Features of the Church-boats
- Construction: Clinker construction with a thickness of 9-12mm with rolling seats.
- Length: ca. 12m
- Width: 1.80m – 1.95m
- Weight: 300-350kg
- The crew rows side by side
- A crew is usually consists of 14 rowers and a cox/helmsman
- The oarlock sits on the side of the wall and is permanently fixed
We have seen churchboats in action at the Vogalonga and at the Bodensee. Even with it’s size it’s really fast and agile. Depending on the experience and strength of the crew, and good weather and water conditions, a church boat can accelerate up to 20km/h for a short time and 12-16km/h as a usual travel speed.
So, what is the best boat for the coast?
Let’s have a look at some personal experiences from Petra Konrad, a writer for our blog.

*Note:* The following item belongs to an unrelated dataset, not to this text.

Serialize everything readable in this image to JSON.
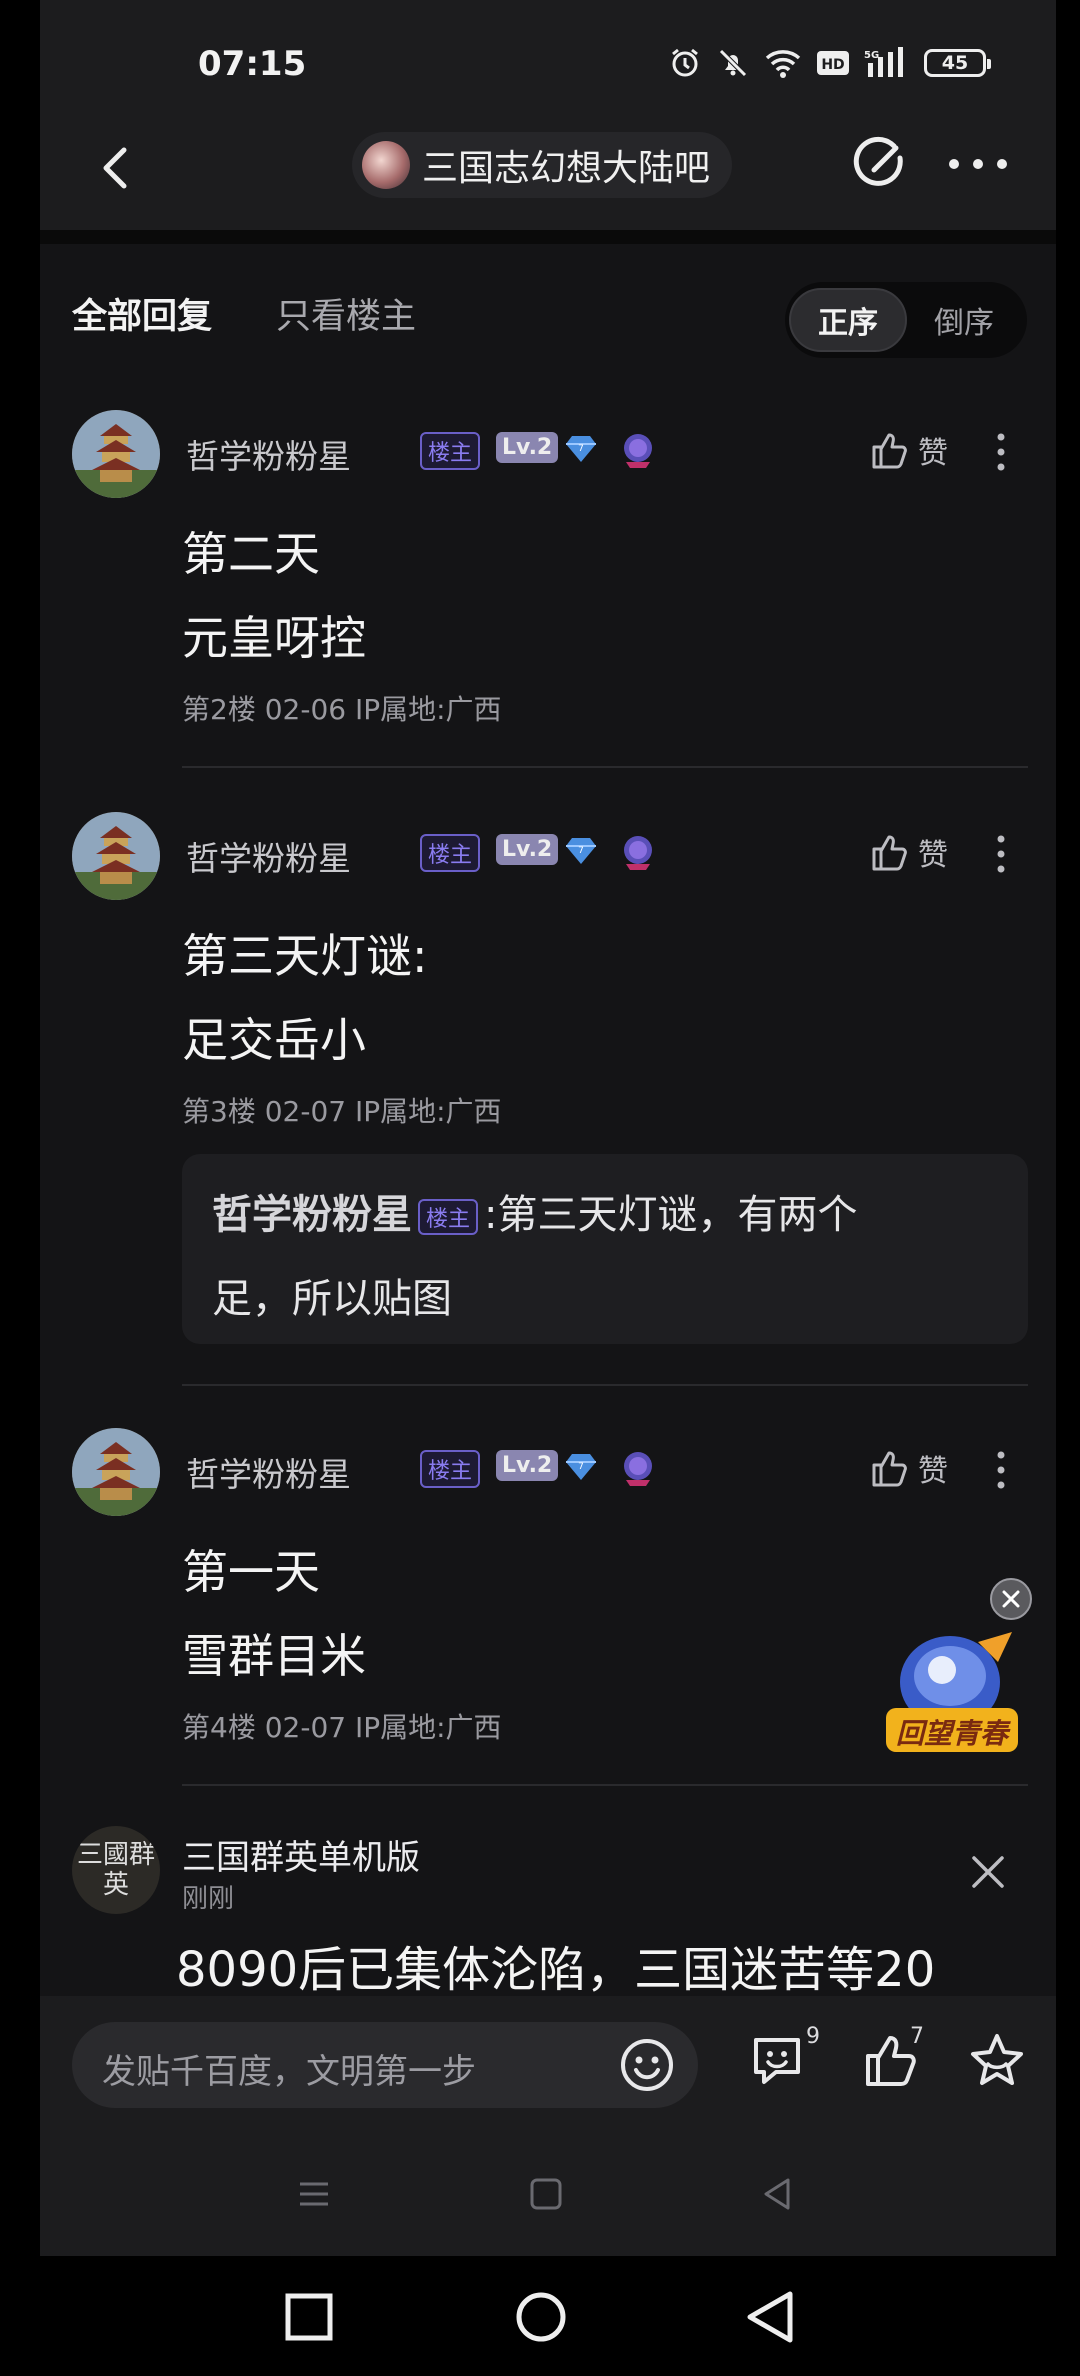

After sitting in the inrigger, I thought that I have to get used to the position. It turned out, I was wrong. After about 10 strokes, we were “in” and set. My conclusion for a trip of 5km with wind of about 4 on the Beaufort scale:
- The boat was very stable and not much of splashing
- The boat went well through the waves
- Surfing on the waves not really possible though
- If water entered the boat, it stayed inside the boat
Inrigger rowers love the boat because of the low amount splashing, especially when you’re rowing in areas with cold weather (everything below 10°C/50°F, counts definitely as cold). I can agree to that. Nevertheless, if a wave hits your boat from the side, your back and legs get wet. And the water stays within the boat.
- definitely more elegant and “sportier” on the water
- less stable, you feel the waves more intensely
- our Yole 3 was very agile and we were even able to glide/surf one the waves
Unfortunately, I was not able to experience this boat at the coast yet. I only tried it on Havel while having good weather and basically no waves. Believe me, that was fun already. If I get the chance to try it on open waters, I’ll tell you about my experiences! From what I heard so far, it’s probably a really good boat for troubled and wavy days at the coast.